Waivers are commonly signed before the start of athletic activities and other recreational services such as high ropes, amusement parks, or retreats. Often, however, participants still successfully claim for compensation as a result of injury or damages. This often happens when an injury occurs on the premises, and a person was not made aware of the terms of a waiver in a timely, clear, or easily accessible manner. Courts recognize that contracts are notoriously difficult to understand, and, as a result, legal precedent has begun and continues to make provision for damages to or liability of anyone who signs a waiver.
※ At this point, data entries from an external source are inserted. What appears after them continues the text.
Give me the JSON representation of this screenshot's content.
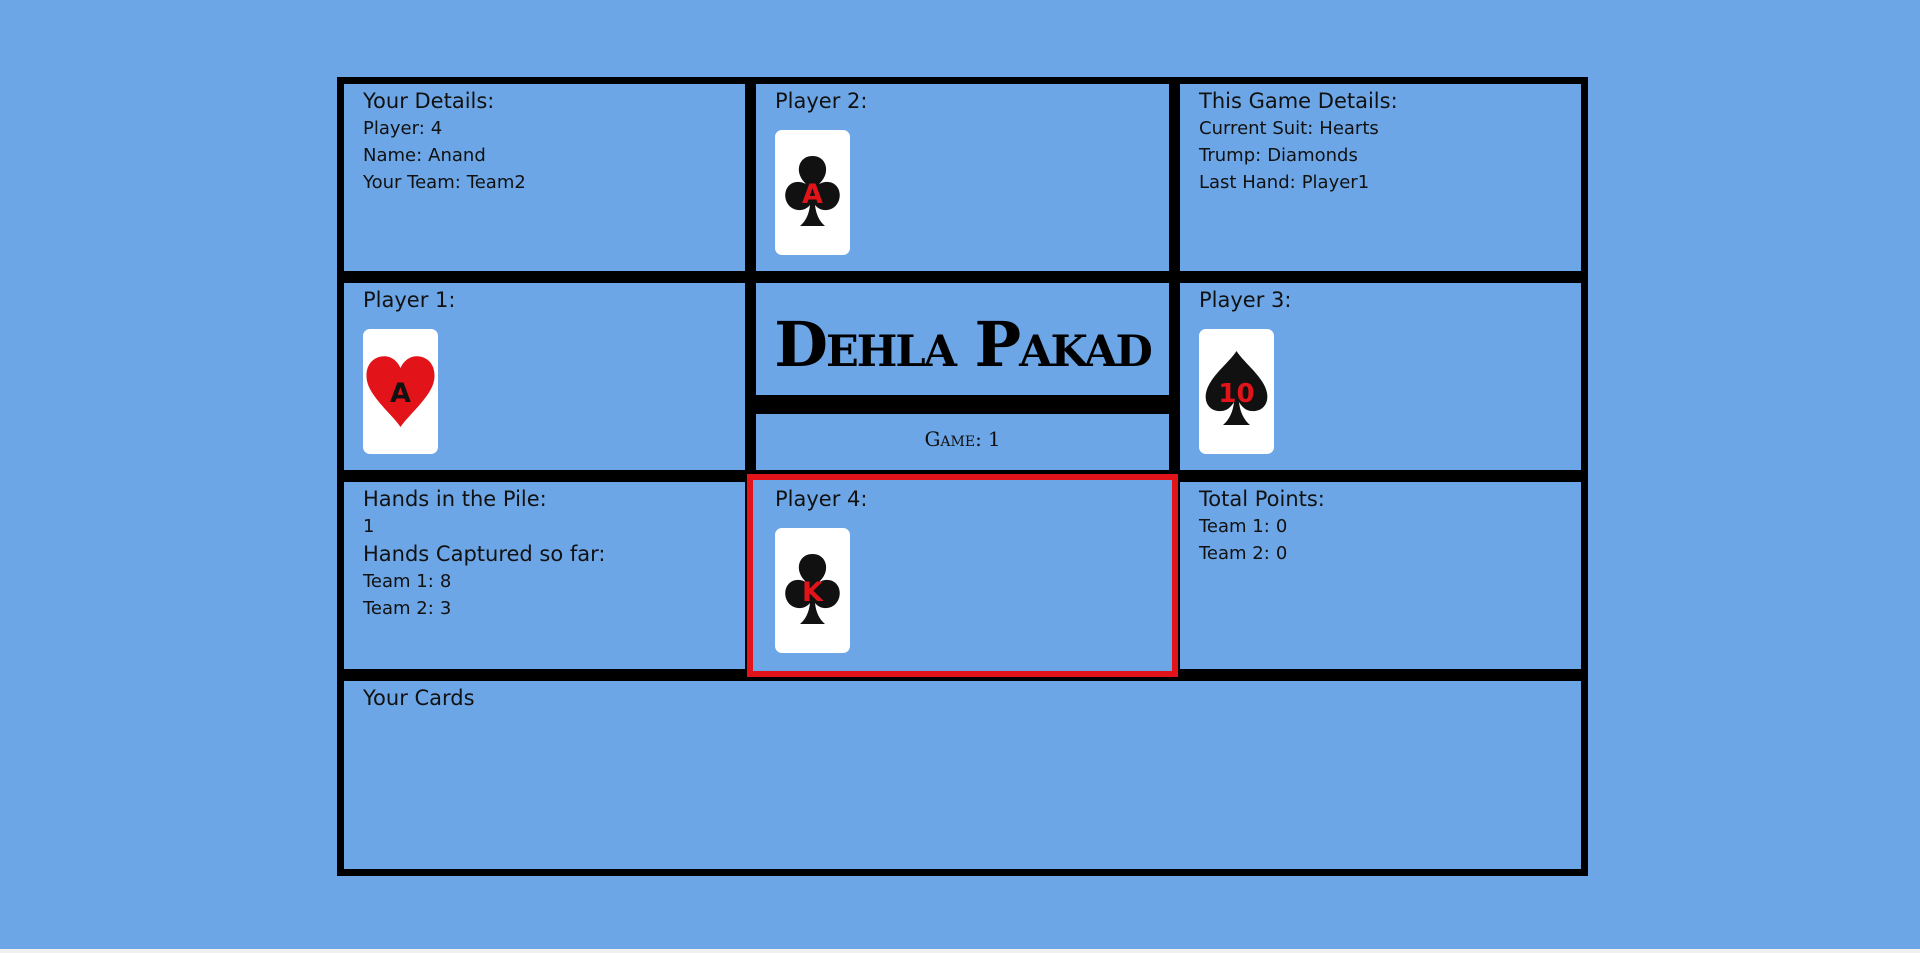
{
  "your_details": {
    "heading": "Your Details:",
    "player_label": "Player:",
    "player_value": "4",
    "name_label": "Name:",
    "name_value": "Anand",
    "team_label": "Your Team:",
    "team_value": "Team2"
  },
  "player2": {
    "label": "Player 2:",
    "card": {
      "rank": "A",
      "suit": "clubs",
      "rank_color": "#e2141a"
    }
  },
  "game_details": {
    "heading": "This Game Details:",
    "suit_label": "Current Suit:",
    "suit_value": "Hearts",
    "trump_label": "Trump:",
    "trump_value": "Diamonds",
    "last_hand_label": "Last Hand:",
    "last_hand_value": "Player1"
  },
  "player1": {
    "label": "Player 1:",
    "card": {
      "rank": "A",
      "suit": "hearts",
      "rank_color": "#111111"
    }
  },
  "title": "Dehla Pakad",
  "game": {
    "label": "Game:",
    "value": "1"
  },
  "player3": {
    "label": "Player 3:",
    "card": {
      "rank": "10",
      "suit": "spades",
      "rank_color": "#e2141a"
    }
  },
  "pile": {
    "heading": "Hands in the Pile:",
    "count": "1",
    "captured_heading": "Hands Captured so far:",
    "team1_label": "Team 1:",
    "team1_value": "8",
    "team2_label": "Team 2:",
    "team2_value": "3"
  },
  "player4": {
    "label": "Player 4:",
    "active": true,
    "card": {
      "rank": "K",
      "suit": "clubs",
      "rank_color": "#e2141a"
    }
  },
  "points": {
    "heading": "Total Points:",
    "team1_label": "Team 1:",
    "team1_value": "0",
    "team2_label": "Team 2:",
    "team2_value": "0"
  },
  "your_cards": {
    "heading": "Your Cards"
  },
  "colors": {
    "background": "#6ca6e6",
    "border": "#000000",
    "active_border": "#e2141a",
    "card_red": "#e2141a",
    "card_black": "#111111"
  }
}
Precedent shows that claimants are, in many cases, eligible for damages despite having signed a standard waiver. Standard features that make a valid waiver include: it must be clearly written, have unambiguous language that can be easily understood by the average person, it must direct the signing party’s attention to any unusual or exceptional provisions in the contract and the participant must be aware of the extent of the provisions. Not only should the language be carefully chosen, the manner in which this waiver is presented to participants is also important.
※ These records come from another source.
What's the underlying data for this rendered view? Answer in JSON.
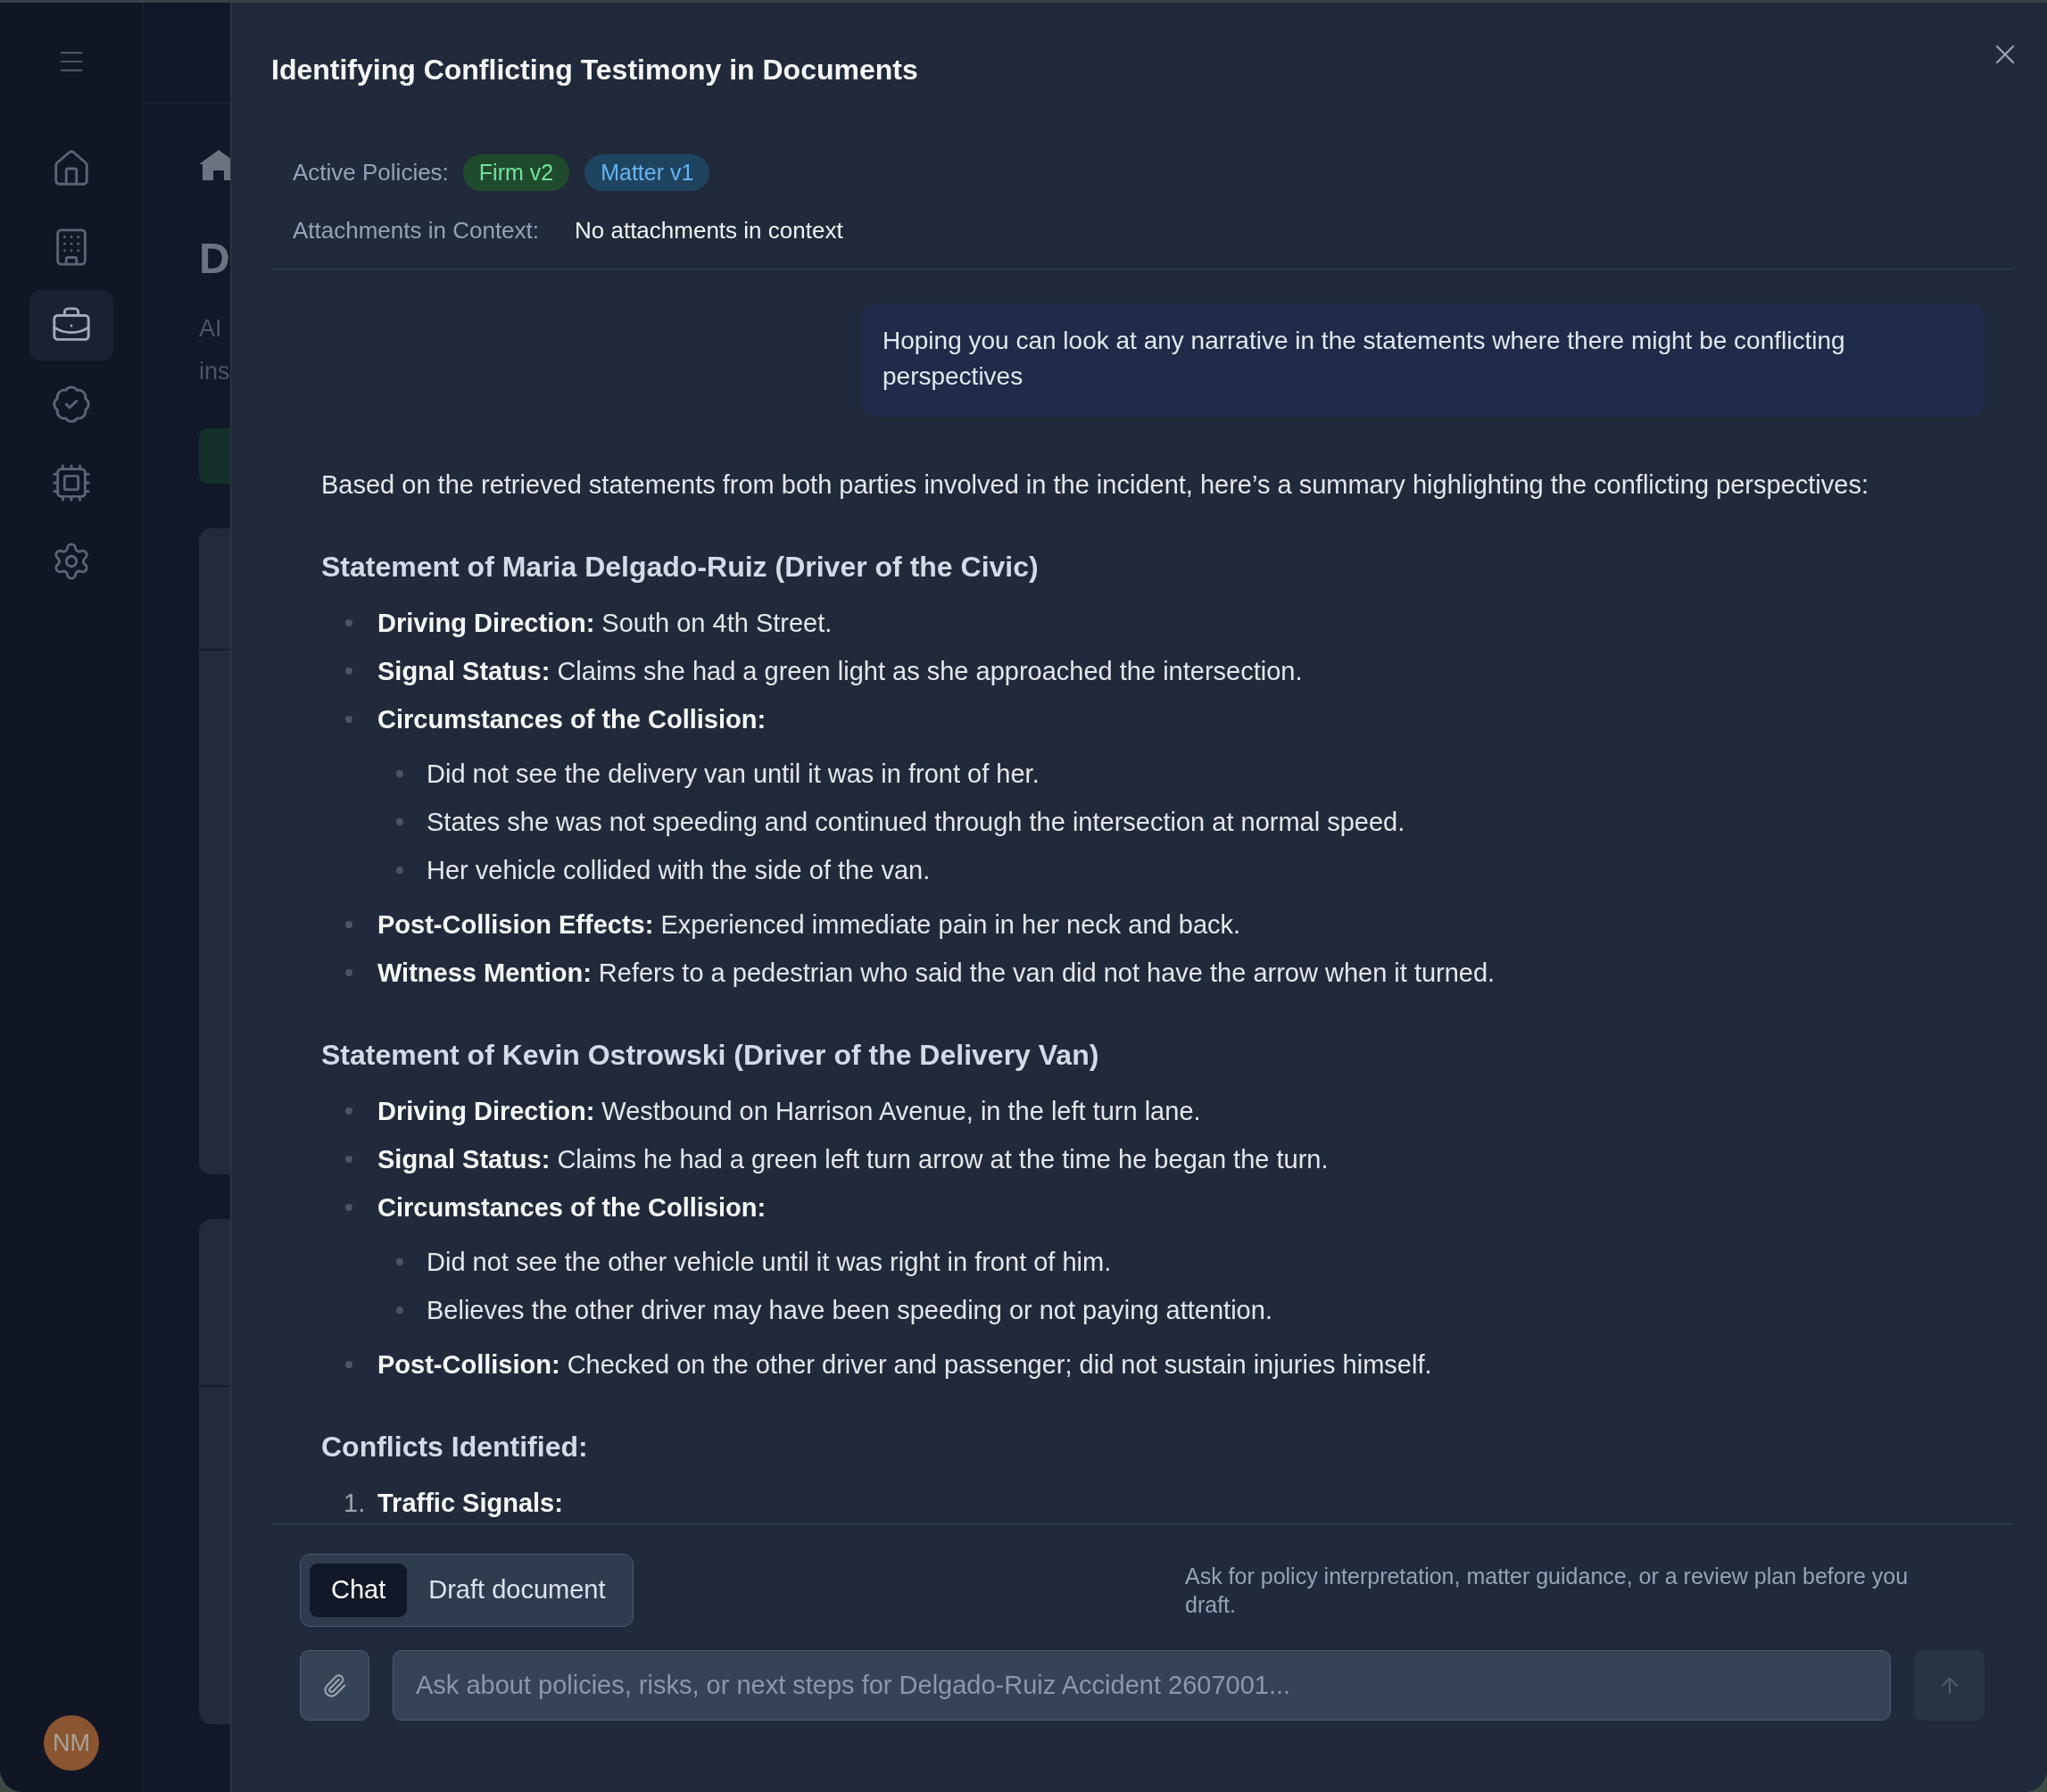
{
  "sidebar": {
    "items": [
      {
        "selected": false
      },
      {
        "selected": false
      },
      {
        "selected": true
      },
      {
        "selected": false
      },
      {
        "selected": false
      },
      {
        "selected": false
      }
    ],
    "avatar": {
      "initials": "NM"
    }
  },
  "background_page": {
    "title": "D",
    "subtitle_lines": [
      "AI",
      "ins"
    ]
  },
  "dialog": {
    "title": "Identifying Conflicting Testimony in Documents",
    "context": {
      "policies_label": "Active Policies:",
      "policies": [
        {
          "label": "Firm v2",
          "color": "#1f4a2e"
        },
        {
          "label": "Matter v1",
          "color": "#1f4460"
        }
      ],
      "attachments_label": "Attachments in Context:",
      "attachments_value": "No attachments in context"
    },
    "messages": [
      {
        "kind": "user",
        "text": "Hoping you can look at any narrative in the statements where there might be conflicting perspectives"
      },
      {
        "kind": "assistant",
        "blocks": [
          {
            "kind": "paragraph",
            "text": "Based on the retrieved statements from both parties involved in the incident, here’s a summary highlighting the conflicting perspectives:"
          },
          {
            "kind": "heading",
            "text": "Statement of Maria Delgado-Ruiz (Driver of the Civic)"
          },
          {
            "kind": "bullet_list",
            "items": [
              {
                "text": "**Driving Direction:** South on 4th Street."
              },
              {
                "text": "**Signal Status:** Claims she had a green light as she approached the intersection."
              },
              {
                "text": "**Circumstances of the Collision:**",
                "children": [
                  {
                    "text": "Did not see the delivery van until it was in front of her."
                  },
                  {
                    "text": "States she was not speeding and continued through the intersection at normal speed."
                  },
                  {
                    "text": "Her vehicle collided with the side of the van."
                  }
                ]
              },
              {
                "text": "**Post-Collision Effects:** Experienced immediate pain in her neck and back."
              },
              {
                "text": "**Witness Mention:** Refers to a pedestrian who said the van did not have the arrow when it turned."
              }
            ]
          },
          {
            "kind": "heading",
            "text": "Statement of Kevin Ostrowski (Driver of the Delivery Van)"
          },
          {
            "kind": "bullet_list",
            "items": [
              {
                "text": "**Driving Direction:** Westbound on Harrison Avenue, in the left turn lane."
              },
              {
                "text": "**Signal Status:** Claims he had a green left turn arrow at the time he began the turn."
              },
              {
                "text": "**Circumstances of the Collision:**",
                "children": [
                  {
                    "text": "Did not see the other vehicle until it was right in front of him."
                  },
                  {
                    "text": "Believes the other driver may have been speeding or not paying attention."
                  }
                ]
              },
              {
                "text": "**Post-Collision:** Checked on the other driver and passenger; did not sustain injuries himself."
              }
            ]
          },
          {
            "kind": "heading",
            "text": "Conflicts Identified:"
          },
          {
            "kind": "numbered_list",
            "items": [
              {
                "number": "1.",
                "text": "**Traffic Signals:**"
              }
            ]
          }
        ]
      }
    ],
    "composer": {
      "modes": [
        {
          "label": "Chat",
          "selected": true
        },
        {
          "label": "Draft document",
          "selected": false
        }
      ],
      "hint": "Ask for policy interpretation, matter guidance, or a review plan before you draft.",
      "input": {
        "placeholder": "Ask about policies, risks, or next steps for Delgado-Ruiz Accident 2607001..."
      },
      "send_button": {
        "disabled": true
      }
    }
  }
}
A waiver can contain any relevant information the company wishes, although long and unusually burdensome or limiting conditions may weaken the enforceability of the waiver if they are not clearly written. Conditions should not be buried in fine print, excessive punctuations, or unduly convoluted language. This is especially true if a company or organization is really trying to cover all their possible liability points because the activity involves elevated risk. In such cases, terms must be clearly brought to the attention of the signing party, both in the way it is written and before the transaction takes place.
Such an omission on the part of a company was demonstrated to be liable in Apps v. Grouse Mountain. In this case, the appellant had been injured while using the Terrain Park on the slopes of Grouse Mountain. He successfully appealed the court’s previous decision that Grouse Mountain had sufficiently disclosed their own exclusion from liability and was able to claim damages. Determining factors in the success of this appeal include: 1) warning signage on the hill placed so as not to invite the attention of customers, and 2) the judges found that even though the waiver specifically mentioned negligence on the part of Grouse Mountain, “that reference was buried in a difficult-to-read section, among colons and semicolons, with no attempt to highlight it or emphasize it in any way. The judge contrasted the waiver with Grouse Mountain’s season pass contract form, which “begins with a yellow box outlined in red indicating that it is a release of liability, waiver of claims, assumption of risk . . . the specific waiver clause is then again placed in a yellow box outlined in red, and the own negligence clause is in capital letters”. It is important for an organization wishing to avoid liability to clearly indicate so-called onerous clauses placing a heavier burden on the customer by means of accessible language and convenient, obvious indicators. This should be done consistently in all waiver signage and forms that a company uses.